Me gusta entretener la voz en los palacios de la aurora. Contenerla lejos de las cavernas del sol y de la luz. Acallarla al describir la penumbra o ennoblecerla al evocar el esplendor de las estrellas más calladas. Recrearla en la única cara que la Luna nos enseña. Alzarla al detallar la seda de su rostro cuando aún era mi rostro, el reverso de sus manos cuando aún eran las mías, o el tacto divino de su boca, la única ocupación entonces de mis labios…
Hay historias que jamás deberían ser contadas, ni siquiera recordadas. Y sospecho que la que me une a ti, Nadia, es una de ellas.

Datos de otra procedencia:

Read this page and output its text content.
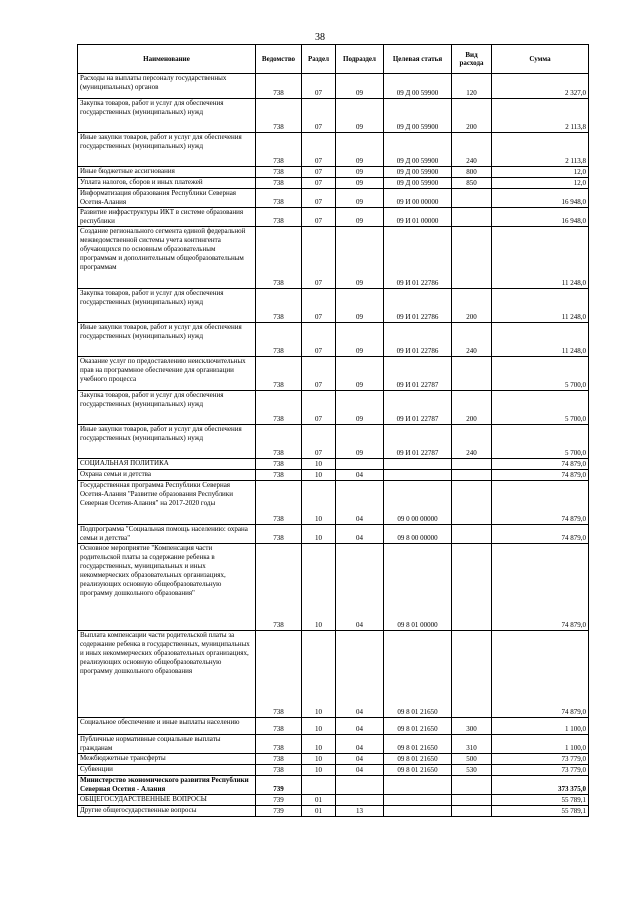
38
Наименование	Ведомство	Раздел	Подраздел	Целевая статья	Вид расхода	Сумма
Расходы на выплаты персоналу государственных (муниципальных) органов	738	07	09	09 Д 00 59900	120	2 327,0
Закупка товаров, работ и услуг для обеспечения государственных (муниципальных) нужд	738	07	09	09 Д 00 59900	200	2 113,8
Иные закупки товаров, работ и услуг для обеспечения государственных (муниципальных) нужд	738	07	09	09 Д 00 59900	240	2 113,8
Иные бюджетные ассигнования	738	07	09	09 Д 00 59900	800	12,0
Уплата налогов, сборов и иных платежей	738	07	09	09 Д 00 59900	850	12,0
Информатизация образования Республики Северная Осетия-Алания	738	07	09	09 И 00 00000		16 948,0
Развитие инфраструктуры ИКТ в системе образования республики	738	07	09	09 И 01 00000		16 948,0
Создание регионального сегмента единой федеральной межведомственной системы учета контингента обучающихся по основным образовательным программам и дополнительным общеобразовательным программам	738	07	09	09 И 01 22786		11 248,0
Закупка товаров, работ и услуг для обеспечения государственных (муниципальных) нужд	738	07	09	09 И 01 22786	200	11 248,0
Иные закупки товаров, работ и услуг для обеспечения государственных (муниципальных) нужд	738	07	09	09 И 01 22786	240	11 248,0
Оказание услуг по предоставлению неисключительных прав на программное обеспечение для организации учебного процесса	738	07	09	09 И 01 22787		5 700,0
Закупка товаров, работ и услуг для обеспечения государственных (муниципальных) нужд	738	07	09	09 И 01 22787	200	5 700,0
Иные закупки товаров, работ и услуг для обеспечения государственных (муниципальных) нужд	738	07	09	09 И 01 22787	240	5 700,0
СОЦИАЛЬНАЯ ПОЛИТИКА	738	10				74 879,0
Охрана семьи и детства	738	10	04			74 879,0
Государственная программа Республики Северная Осетия-Алания "Развитие образования Республики Северная Осетия-Алания" на 2017-2020 годы	738	10	04	09 0 00 00000		74 879,0
Подпрограмма "Социальная помощь населению: охрана семьи и детства"	738	10	04	09 8 00 00000		74 879,0
Основное мероприятие "Компенсация части родительской платы за содержание ребенка в государственных, муниципальных и иных некоммерческих образовательных организациях, реализующих основную общеобразовательную программу дошкольного образования"	738	10	04	09 8 01 00000		74 879,0
Выплата компенсации части родительской платы за содержание ребенка в государственных, муниципальных и иных некоммерческих образовательных организациях, реализующих основную общеобразовательную программу дошкольного образования	738	10	04	09 8 01 21650		74 879,0
Социальное обеспечение и иные выплаты населению	738	10	04	09 8 01 21650	300	1 100,0
Публичные нормативные социальные выплаты гражданам	738	10	04	09 8 01 21650	310	1 100,0
Межбюджетные трансферты	738	10	04	09 8 01 21650	500	73 779,0
Субвенции	738	10	04	09 8 01 21650	530	73 779,0
Министерство экономического развития Республики Северная Осетия - Алания	739					373 375,0
ОБЩЕГОСУДАРСТВЕННЫЕ ВОПРОСЫ	739	01				55 789,1
Другие общегосударственные вопросы	739	01	13			55 789,1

En este instante nevará donde tú estás. Aquí, la tarde ensaya nuevos colores que ofrecer a los adioses. El cielo se ha dado profundidad, márgenes, relieve y, aunque parece aterrado, exhibe lo mejor de sí mismo. Intuye que queda poco tiempo para que llegue la oscuridad, su muerte cotidiana. El Sol es hoy apenas un filamento y oculta su impotencia tras el ámbar de las nubes. Debería estar avergonzado, un día más ha sido incapaz de calentarme el alma. Vivo aterido. Pero ha coloreado como nadie esta tarde tan extraña; añiles, blancos, violetas y naranjas… ¡Qué atardecer! Ojalá pudieras verlo. A mi lado, delante de mí, tengo las dos únicas fotos que quedan de ti. Las demás se perdieron en las profundidades de esas cajas de cartón en las que guardé todo nuestro pasado. Aún no he sido capaz de abrirlas, creo que ya nunca lo haré.

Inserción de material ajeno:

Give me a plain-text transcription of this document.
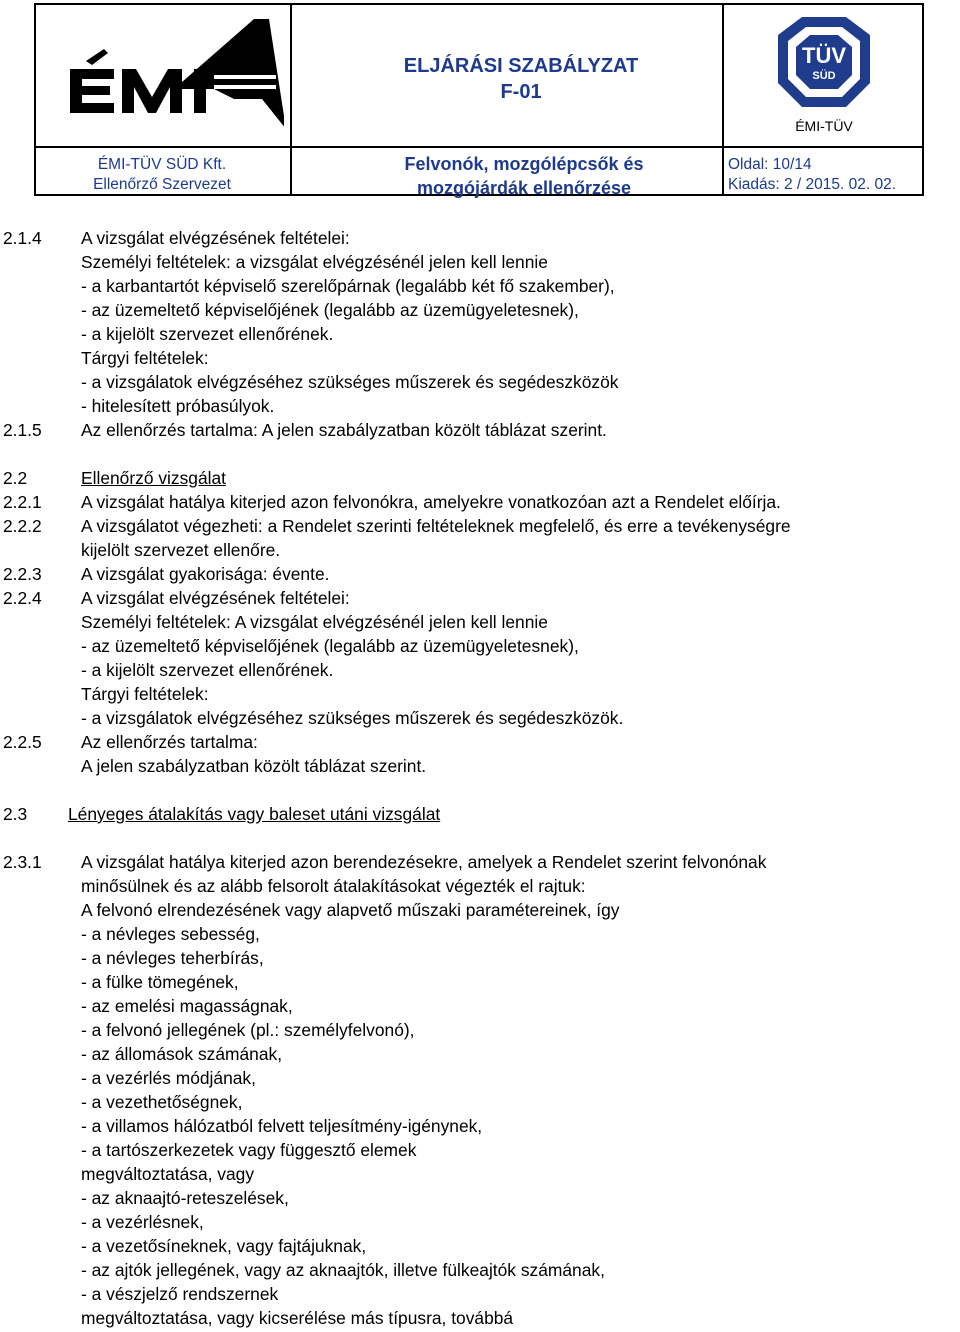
ELJÁRÁSI SZABÁLYZAT
F-01
TÜV
SÜD
ÉMI-TÜV
ÉMI-TÜV SÜD Kft.
Ellenőrző Szervezet
Felvonók, mozgólépcsők és
mozgójárdák ellenőrzése
Oldal: 10/14
Kiadás: 2 / 2015. 02. 02.
2.1.4 A vizsgálat elvégzésének feltételei:
Személyi feltételek: a vizsgálat elvégzésénél jelen kell lennie
- a karbantartót képviselő szerelőpárnak (legalább két fő szakember),
- az üzemeltető képviselőjének (legalább az üzemügyeletesnek),
- a kijelölt szervezet ellenőrének.
Tárgyi feltételek:
- a vizsgálatok elvégzéséhez szükséges műszerek és segédeszközök
- hitelesített próbasúlyok.
2.1.5 Az ellenőrzés tartalma: A jelen szabályzatban közölt táblázat szerint.
2.2	Ellenőrző vizsgálat
2.2.1 A vizsgálat hatálya kiterjed azon felvonókra, amelyekre vonatkozóan azt a Rendelet előírja.
2.2.2 A vizsgálatot végezheti: a Rendelet szerinti feltételeknek megfelelő, és erre a tevékenységre
kijelölt szervezet ellenőre.
2.2.3 A vizsgálat gyakorisága: évente.
2.2.4 A vizsgálat elvégzésének feltételei:
Személyi feltételek: A vizsgálat elvégzésénél jelen kell lennie
- az üzemeltető képviselőjének (legalább az üzemügyeletesnek),
- a kijelölt szervezet ellenőrének.
Tárgyi feltételek:
- a vizsgálatok elvégzéséhez szükséges műszerek és segédeszközök.
2.2.5 Az ellenőrzés tartalma:
A jelen szabályzatban közölt táblázat szerint.
2.3 Lényeges átalakítás vagy baleset utáni vizsgálat
2.3.1 A vizsgálat hatálya kiterjed azon berendezésekre, amelyek a Rendelet szerint felvonónak
minősülnek és az alább felsorolt átalakításokat végezték el rajtuk:
A felvonó elrendezésének vagy alapvető műszaki paramétereinek, így
- a névleges sebesség,
- a névleges teherbírás,
- a fülke tömegének,
- az emelési magasságnak,
- a felvonó jellegének (pl.: személyfelvonó),
- az állomások számának,
- a vezérlés módjának,
- a vezethetőségnek,
- a villamos hálózatból felvett teljesítmény-igénynek,
- a tartószerkezetek vagy függesztő elemek
megváltoztatása, vagy
- az aknaajtó-reteszelések,
- a vezérlésnek,
- a vezetősíneknek, vagy fajtájuknak,
- az ajtók jellegének, vagy az aknaajtók, illetve fülkeajtók számának,
- a vészjelző rendszernek
megváltoztatása, vagy kicserélése más típusra, továbbá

Desde una de las fotografías me miras lánguidamente mientras apoyas el rostro sobre una de tus manos.
¿En qué te convertiste? ¿En qué me has convertido? ¿Qué hice mal, sino amarte? Seguramente fue así, te malamaba, te malamé. Nadie merece ser venerado de la forma que yo lo hice contigo. Demasiada voluntad, demasiado sentimiento, demasiada sensibilidad, demasiado desatino sobre el seductor e insano tapete del amor. Siempre redoblando la apuesta, siempre aceptando las degradantes normas de ese juego incoherente, para perderlo todo por el vano orgullo, por la loca obsesión de un envite imposible. Sentía, sentía tanto a tu lado. ¡Qué bueno era eso de sentir cosas tan bellas! Llegué a tener fe en «nuestro amor». Creí ciegamente en él, te lo juro. Estuve convencido de que podríamos ganar, llegar a amar. Amar de verdad. Ahora ya no creo en esa clase de apego, y me avergüenza haber creído alguna vez, haberme exaltado hasta ese punto. ¡Y qué punto! Lo cotidiano mata, he ahí la realidad del amor, y hay que saber aceptarlo, soportarlo. ¿Cuántas veces me lo habré repetido?

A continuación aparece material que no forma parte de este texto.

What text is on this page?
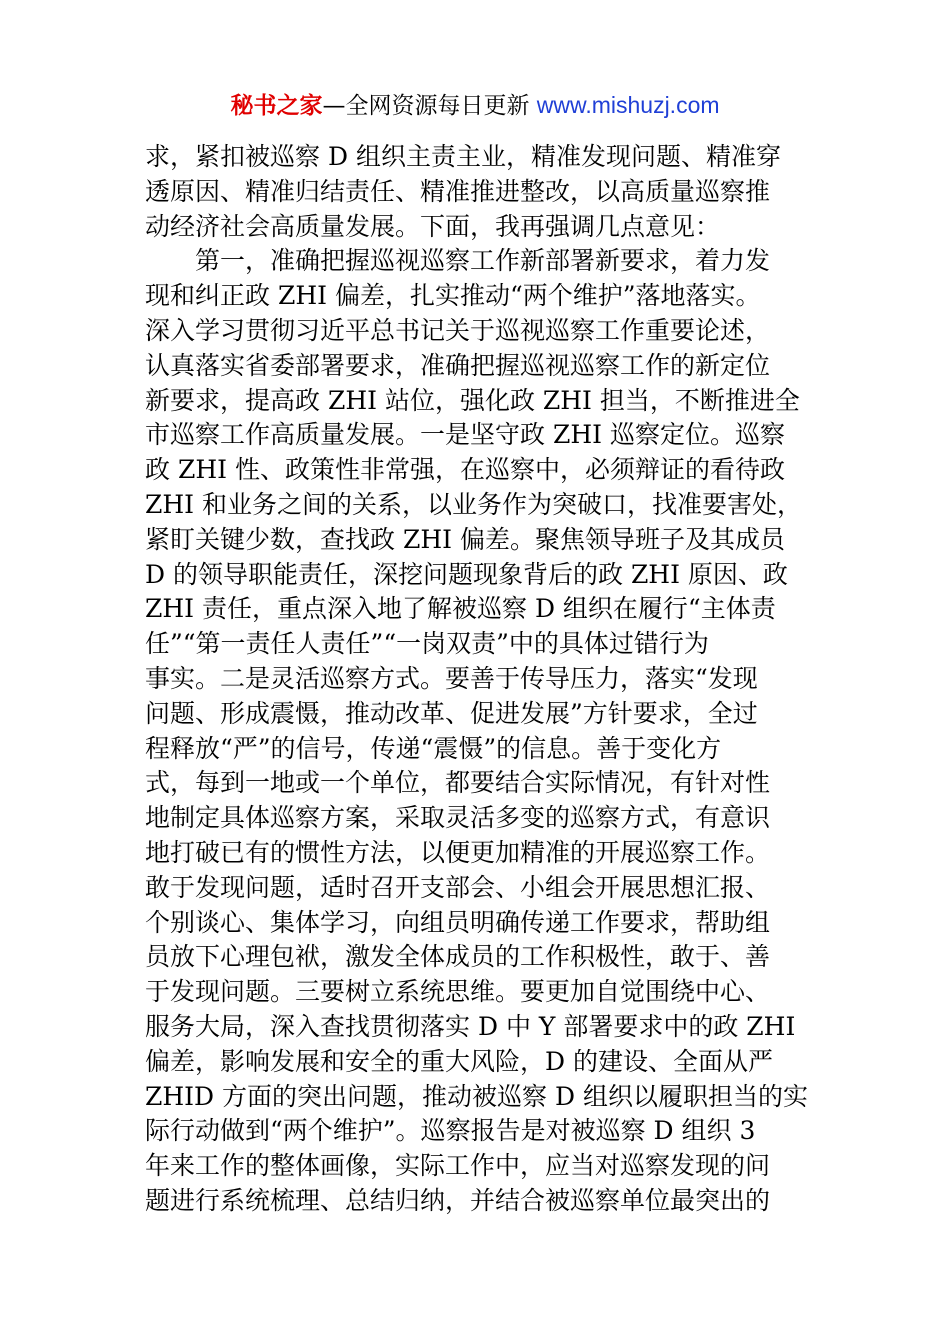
秘书之家—全网资源每日更新 www.mishuzj.com
求，紧扣被巡察 D 组织主责主业，精准发现问题、精准穿
透原因、精准归结责任、精准推进整改，以高质量巡察推
动经济社会高质量发展。下面，我再强调几点意见：
　　第一，准确把握巡视巡察工作新部署新要求，着力发
现和纠正政 ZHI 偏差，扎实推动“两个维护”落地落实。
深入学习贯彻习近平总书记关于巡视巡察工作重要论述，
认真落实省委部署要求，准确把握巡视巡察工作的新定位
新要求，提高政 ZHI 站位，强化政 ZHI 担当，不断推进全
市巡察工作高质量发展。一是坚守政 ZHI 巡察定位。巡察
政 ZHI 性、政策性非常强，在巡察中，必须辩证的看待政
ZHI 和业务之间的关系，以业务作为突破口，找准要害处，
紧盯关键少数，查找政 ZHI 偏差。聚焦领导班子及其成员
D 的领导职能责任，深挖问题现象背后的政 ZHI 原因、政
ZHI 责任，重点深入地了解被巡察 D 组织在履行“主体责
任”“第一责任人责任”“一岗双责”中的具体过错行为
事实。二是灵活巡察方式。要善于传导压力，落实“发现
问题、形成震慑，推动改革、促进发展”方针要求，全过
程释放“严”的信号，传递“震慑”的信息。善于变化方
式，每到一地或一个单位，都要结合实际情况，有针对性
地制定具体巡察方案，采取灵活多变的巡察方式，有意识
地打破已有的惯性方法，以便更加精准的开展巡察工作。
敢于发现问题，适时召开支部会、小组会开展思想汇报、
个别谈心、集体学习，向组员明确传递工作要求，帮助组
员放下心理包袱，激发全体成员的工作积极性，敢于、善
于发现问题。三要树立系统思维。要更加自觉围绕中心、
服务大局，深入查找贯彻落实 D 中 Y 部署要求中的政 ZHI
偏差，影响发展和安全的重大风险，D 的建设、全面从严
ZHID 方面的突出问题，推动被巡察 D 组织以履职担当的实
际行动做到“两个维护”。巡察报告是对被巡察 D 组织 3
年来工作的整体画像，实际工作中，应当对巡察发现的问
题进行系统梳理、总结归纳，并结合被巡察单位最突出的
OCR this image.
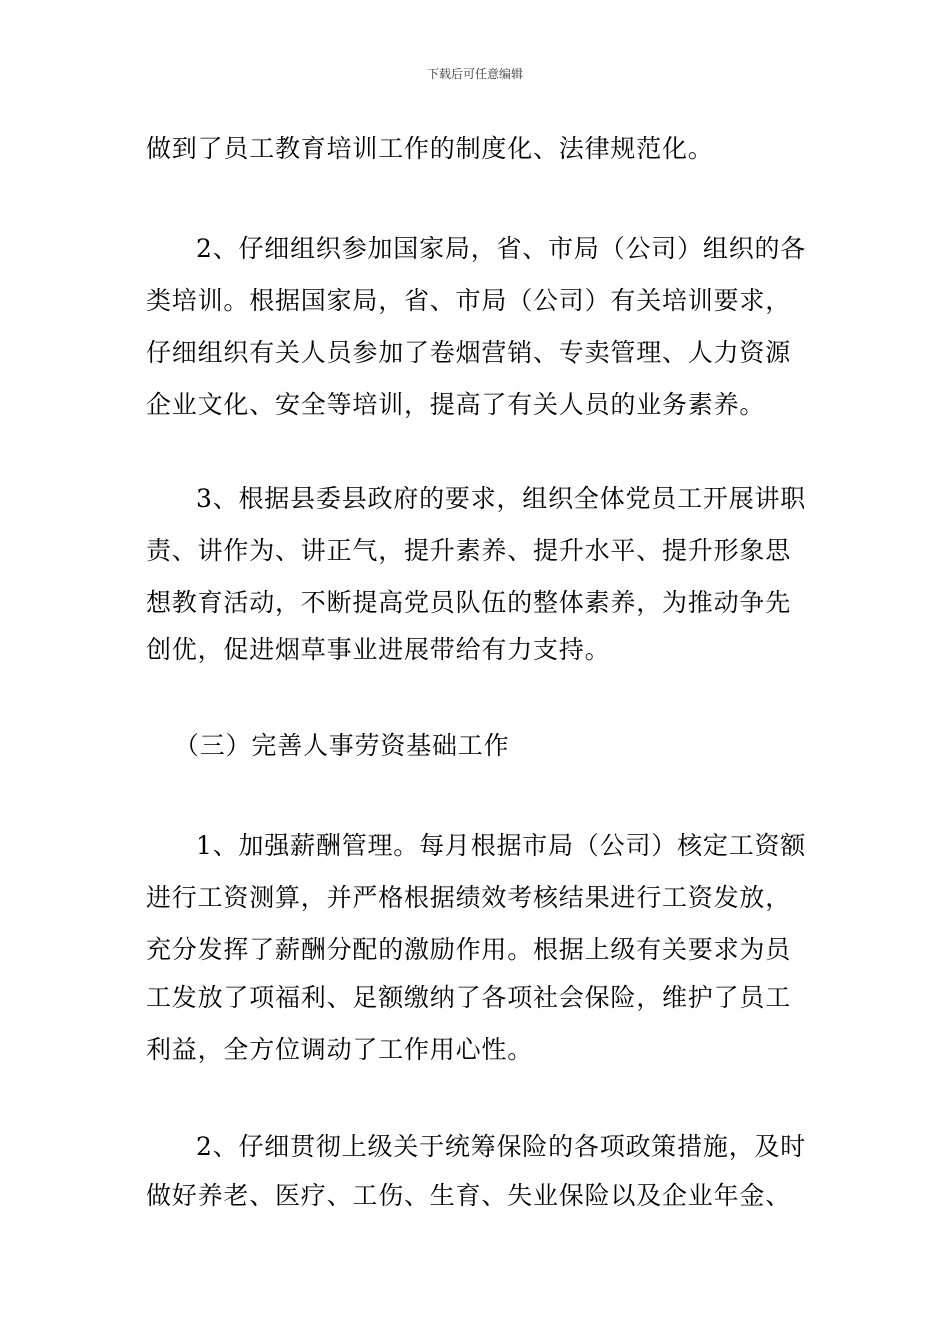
下载后可任意编辑
做到了员工教育培训工作的制度化、法律规范化。
2、仔细组织参加国家局，省、市局（公司）组织的各
类培训。根据国家局，省、市局（公司）有关培训要求，
仔细组织有关人员参加了卷烟营销、专卖管理、人力资源
企业文化、安全等培训，提高了有关人员的业务素养。
3、根据县委县政府的要求，组织全体党员工开展讲职
责、讲作为、讲正气，提升素养、提升水平、提升形象思
想教育活动，不断提高党员队伍的整体素养，为推动争先
创优，促进烟草事业进展带给有力支持。
（三）完善人事劳资基础工作
1、加强薪酬管理。每月根据市局（公司）核定工资额
进行工资测算，并严格根据绩效考核结果进行工资发放，
充分发挥了薪酬分配的激励作用。根据上级有关要求为员
工发放了项福利、足额缴纳了各项社会保险，维护了员工
利益，全方位调动了工作用心性。
2、仔细贯彻上级关于统筹保险的各项政策措施，及时
做好养老、医疗、工伤、生育、失业保险以及企业年金、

Como las tuyas, también he perdido las manos de ese particular Dios en el que siempre confié, y me asusta no poder recuperarlas. No puedo seguir sin él, pero se esfuma. Necesito creer en algo. Seguir creyendo. Qué estúpido suena, pero qué cierto es. ¿Seré yo un dios, un pobre diosecillo impotente e inofensivo, tan incapaz como los grandes dioses que inventaron los hombres?
Estoy cansado, tantos años de ansiedad son suficientes. Y ahora sin ti… Imagina.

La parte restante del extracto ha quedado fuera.